UK Budget preview: What to expect in today’s announcement
The UK’s property industry will be watching keenly this afternoon, as chancellor Rachel Reeves looks to close a spending gap of somewhere between £20bn and £30bn in her autumn budget this lunchtime.
Spending cuts and tax rises look set to dominate the announcement, with the chancellor charting a difficult path through sluggish economic growth, rising spending pressures and her own fiscal rules, having floated a variety of potential policies prior to the budget, which is expected at around 12.30pm.
The Office for Budget Responsibility will also publish its updated forecasts alongside the statement, setting out projections for economic growth, borrowing and productivity which will shape the fiscal room available to the government for future tax or spending tweaks.
Despite an earlier plan to increase income tax by 2p, offset by a 2p cut in national insurance, the chancellor is expected to maintain the government’s manifesto pledge not to raise the main rates of income tax, VAT or national insurance.
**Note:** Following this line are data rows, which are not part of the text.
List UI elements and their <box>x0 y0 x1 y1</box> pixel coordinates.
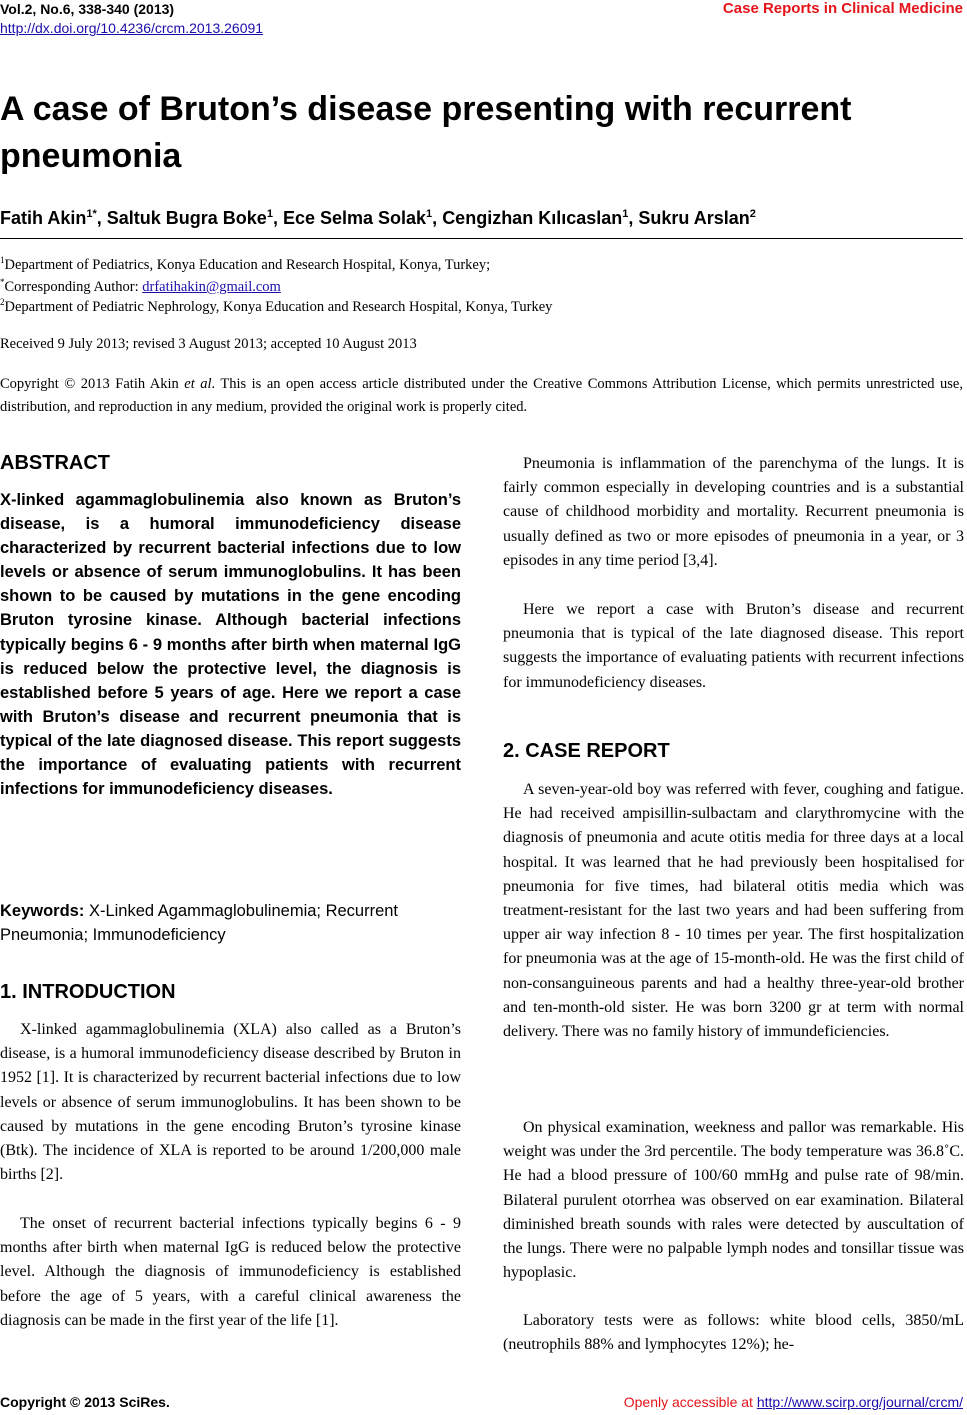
author-sup: 1 <box>426 208 433 220</box>
affiliation-1: $^1$Department of Pediatrics, Konya Education and Research Hospital, Konya, Turkey; <box>0 255 491 273</box>
running-header <box>0 0 263 38</box>
affiliation-2: $^2$Department of Pediatric Nephrology, Konya Education and Research Hospital, Konya, Turkey <box>0 297 553 315</box>
received-dates: Received 9 July 2013; revised 3 August 2013; accepted 10 August 2013 <box>0 336 417 352</box>
author-sup: 1* <box>86 208 97 220</box>
corresponding-author: *Corresponding Author: drfatihakin@gmail.com <box>0 277 281 295</box>
author-name: Cengizhan Kılıcaslan <box>442 208 623 228</box>
doi-link[interactable]: http://dx.doi.org/10.4236/crcm.2013.26091 <box>0 20 264 36</box>
footer-copyright: Copyright © 2013 SciRes. <box>0 1394 170 1410</box>
keywords: Keywords: X-Linked Agammaglobulinemia; Recurrent Pneumonia; Immunodeficiency <box>0 902 399 944</box>
case-paragraph-2: On physical examination, weekness and pallor was remarkable. His weight was under the 3rd percentile. The body temperature was 36.8˚C. He had a blood pressure of 100/60 mmHg and pulse rate of 98/min. Bilateral purulent otorrhea was observed on ear examination. Bilateral diminished breath sounds with rales were detected by auscultation of the lungs. There were no palpable lymph nodes and tonsillar tissue was hypoplasic. <box>503 1119 964 1282</box>
journal-url-link[interactable]: http://www.scirp.org/journal/crcm/ <box>756 1394 963 1410</box>
abstract-text: X-linked agammaglobulinemia also known as Bruton’s disease, is a humoral immunodeficiency disease characterized by recurrent bacterial infections due to low levels or absence of serum immunoglobulins. It has been shown to be caused by mutations in the gene encoding Bruton tyrosine kinase. Although bacterial infections typically begins 6 - 9 months after birth when maternal IgG is reduced below the protective level, the diagnosis is established before 5 years of age. Here we report a case with Bruton’s disease and recurrent pneumonia that is typical of the late diagnosed disease. This report suggests the importance of evaluating patients with recurrent infections for immunodeficiency diseases. <box>0 491 461 799</box>
body-paragraph-2: Here we report a case with Bruton’s disease and recurrent pneumonia that is typical of the late diagnosed disease. This report suggests the importance of evaluating patients with recurrent infections for immunodeficiency diseases. <box>503 601 964 691</box>
author-list: Fatih Akin$^{1*}$, Saltuk Bugra Boke$^1$, Ece Selma Solak$^1$, Cengizhan Kılıcaslan$^1$, Sukru Arslan$^2$ <box>0 208 756 228</box>
intro-paragraph-1: X-linked agammaglobulinemia (XLA) also called as a Bruton’s disease, is a humoral immunodeficiency disease described by Bruton in 1952 [1]. It is characterized by recurrent bacterial infections due to low levels or absence of serum immunoglobulins. It has been shown to be caused by mutations in the gene encoding Bruton’s tyrosine kinase (Btk). The incidence of XLA is reported to be around 1/200,000 male births [2]. <box>0 1021 461 1184</box>
author-name: Saltuk Bugra Boke <box>106 208 267 228</box>
case-paragraph-3: Laboratory tests were as follows: white blood cells, 3850/mL (neutrophils 88% and lymphocytes 12%); he- <box>503 1312 964 1354</box>
author-name: Fatih Akin <box>0 208 87 228</box>
case-paragraph-1: A seven-year-old boy was referred with fever, coughing and fatigue. He had received ampisillin-sulbactam and clarythromycine with the diagnosis of pneumonia and acute otitis media for three days at a local hospital. It was learned that he had previously been hospitalised for pneumonia for five times, had bilateral otitis media which was treatment-resistant for the last two years and had been suffering from upper air way infection 8 - 10 times per year. The first hospitalization for pneumonia was at the age of 15-month-old. He was the first child of non-consanguineous parents and had a healthy three-year-old brother and ten-month-old sister. He was born 3200 gr at term with normal delivery. There was no family history of immundeficiencies. <box>503 781 964 1041</box>
copyright-notice: Copyright © 2013 Fatih Akin et al. This is an open access article distributed under the Creative Commons Attribution License, which permits unrestricted use, distribution, and reproduction in any medium, provided the original work is properly cited. <box>0 376 963 415</box>
author-sup: 1 <box>266 208 273 220</box>
abstract-heading: ABSTRACT <box>0 452 110 474</box>
case-report-heading: 2. CASE REPORT <box>503 740 670 762</box>
email-link[interactable]: drfatihakin@gmail.com <box>142 278 281 295</box>
body-paragraph-1: Pneumonia is inflammation of the parenchyma of the lungs. It is fairly common especially in developing countries and is a substantial cause of childhood morbidity and mortality. Recurrent pneumonia is usually defined as two or more episodes of pneumonia in a year, or 3 episodes in any time period [3,4]. <box>503 455 964 569</box>
author-sup: 2 <box>749 208 756 220</box>
intro-paragraph-2: The onset of recurrent bacterial infections typically begins 6 - 9 months after birth when maternal IgG is reduced below the protective level. Although the diagnosis of immunodeficiency is established before the age of 5 years, with a careful clinical awareness the diagnosis can be made in the first year of the life [1]. <box>0 1215 461 1329</box>
journal-name: Case Reports in Clinical Medicine <box>722 0 963 17</box>
author-name: Ece Selma Solak <box>282 208 427 228</box>
author-name: Sukru Arslan <box>638 208 750 228</box>
volume-info: Vol.2, No.6, 338-340 (2013) <box>0 1 175 17</box>
author-sup: 1 <box>622 208 629 220</box>
header-divider <box>0 238 963 239</box>
footer-access: Openly accessible at http://www.scirp.org/journal/crcm/ <box>623 1394 963 1410</box>
article-title: A case of Bruton’s disease presenting with recurrent pneumonia <box>0 90 852 175</box>
introduction-heading: 1. INTRODUCTION <box>0 981 176 1003</box>
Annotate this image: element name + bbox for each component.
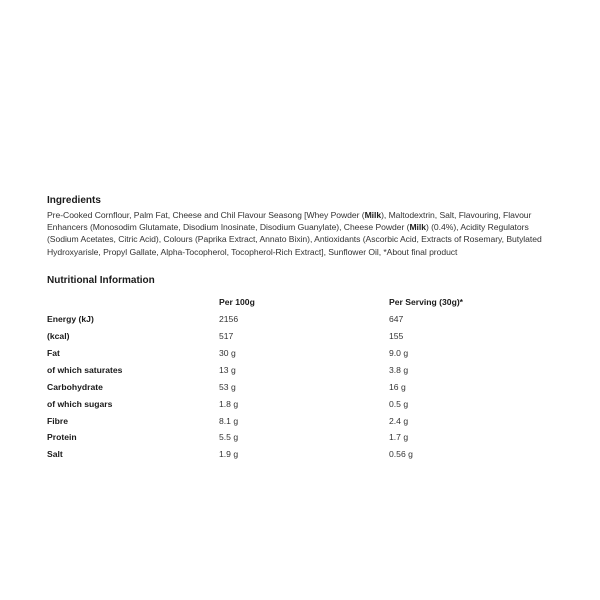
per-100g-value: 8.1 g <box>219 415 239 426</box>
ingredients-heading: Ingredients <box>47 195 101 206</box>
table-row <box>47 446 557 463</box>
per-serving-value: 2.4 g <box>389 415 409 426</box>
nutrient-label: Fibre <box>47 415 69 426</box>
per-100g-value: 1.9 g <box>219 449 239 460</box>
per-serving-value: 0.5 g <box>389 398 409 409</box>
table-row <box>47 395 557 412</box>
table-row <box>47 361 557 378</box>
nutrient-label: (kcal) <box>47 331 70 342</box>
product-info <box>47 194 557 463</box>
allergen-milk: Milk <box>409 222 426 233</box>
nutrient-label: Energy (kJ) <box>47 314 94 325</box>
table-row <box>47 345 557 362</box>
nutrient-label: of which sugars <box>47 398 113 409</box>
per-100g-value: 2156 <box>219 314 239 325</box>
allergen-milk: Milk <box>364 210 382 220</box>
table-row <box>47 311 557 328</box>
per-serving-value: 1.7 g <box>389 432 409 443</box>
nutrition-table <box>47 293 557 463</box>
nutrient-label: of which saturates <box>47 364 123 375</box>
table-row <box>47 328 557 345</box>
nutrient-label: Protein <box>47 432 77 443</box>
column-header-per-serving: Per Serving (30g)* <box>389 296 464 307</box>
column-header-per-100g: Per 100g <box>219 296 255 307</box>
table-row <box>47 429 557 446</box>
per-100g-value: 517 <box>219 331 234 342</box>
per-serving-value: 0.56 g <box>389 449 413 460</box>
per-serving-value: 647 <box>389 314 404 325</box>
per-100g-value: 13 g <box>219 364 236 375</box>
per-100g-value: 5.5 g <box>219 432 239 443</box>
table-row <box>47 412 557 429</box>
per-serving-value: 16 g <box>389 381 406 392</box>
per-100g-value: 30 g <box>219 348 236 359</box>
ingredients-segment: ) (0.4%), Acidity Regulators (Sodium Acetates, Citric Acid), Colours (Paprika Extract, Annato Bixin), Antioxidants (Ascorbic Acid, Extracts of Rosemary, Butylated Hydroxyarisle, Propyl Gallate, Alpha-Tocopherol, Tocopherol-Rich Extract], Sunflower Oil, *About final product <box>47 222 542 257</box>
per-serving-value: 155 <box>389 331 404 342</box>
per-100g-value: 1.8 g <box>219 398 239 409</box>
ingredients-text <box>47 209 557 258</box>
per-serving-value: 9.0 g <box>389 348 409 359</box>
nutrition-heading: Nutritional Information <box>47 274 155 286</box>
ingredients-section <box>47 194 557 258</box>
ingredients-segment: Pre-Cooked Cornflour, Palm Fat, Cheese and Chil Flavour Seasong [Whey Powder ( <box>47 210 365 220</box>
nutrient-label: Salt <box>47 449 63 460</box>
per-100g-value: 53 g <box>219 381 236 392</box>
nutrient-label: Fat <box>47 348 60 359</box>
per-serving-value: 3.8 g <box>389 364 409 375</box>
nutrition-body <box>47 311 557 463</box>
ingredients-segment: ), Maltodextrin, Salt, Flavouring, Flavour Enhancers (Monosodim Glutamate, Disodium Inosinate, Disodium Guanylate), Cheese Powder ( <box>47 210 532 233</box>
table-row <box>47 378 557 395</box>
nutrient-label: Carbohydrate <box>47 381 103 392</box>
column-header-nutrient <box>47 293 219 311</box>
nutrition-header-row <box>47 293 557 311</box>
nutrition-section <box>47 274 557 463</box>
Instead, the government is preparing to target wealth and high-end property to help plug gaps in the public finances, using possible reforms to inheritance tax.
Changes to property tax which would affect the highest-banded properties in the country – dubbed the mansion tax – will involve revaluing roughly 2.4m homes, a move which it’s predicted could raise around £450m for the treasury.
The changes will impact the prime residential sales market, but opinion is divided among analysts around the net effect of the policy, which could potentially boost supply if owners of under-occupied homes decide to sell, or dampen demand altogether among buyers.
However, any softening of activity in the luxury residential market will surely have an knock-on impact for the construction trade, in a segment that has remained one of the strongest for refurbishment and specialist contractors.
For commercial developers, a planned tourism tax set to be levied on hotels and AirBnb-style accommodation in England could make new hospitality developments less attractive.
For consumers, the soft-drinks levy—commonly known as the sugar tax—is expected to be expanded to cover milk-based drinks and sweetened yoghurts, while other business sectors, including gambling operators and private-hire services, could face additional tax changes.
The budget will be delivered in the House of Commons at lunchtime.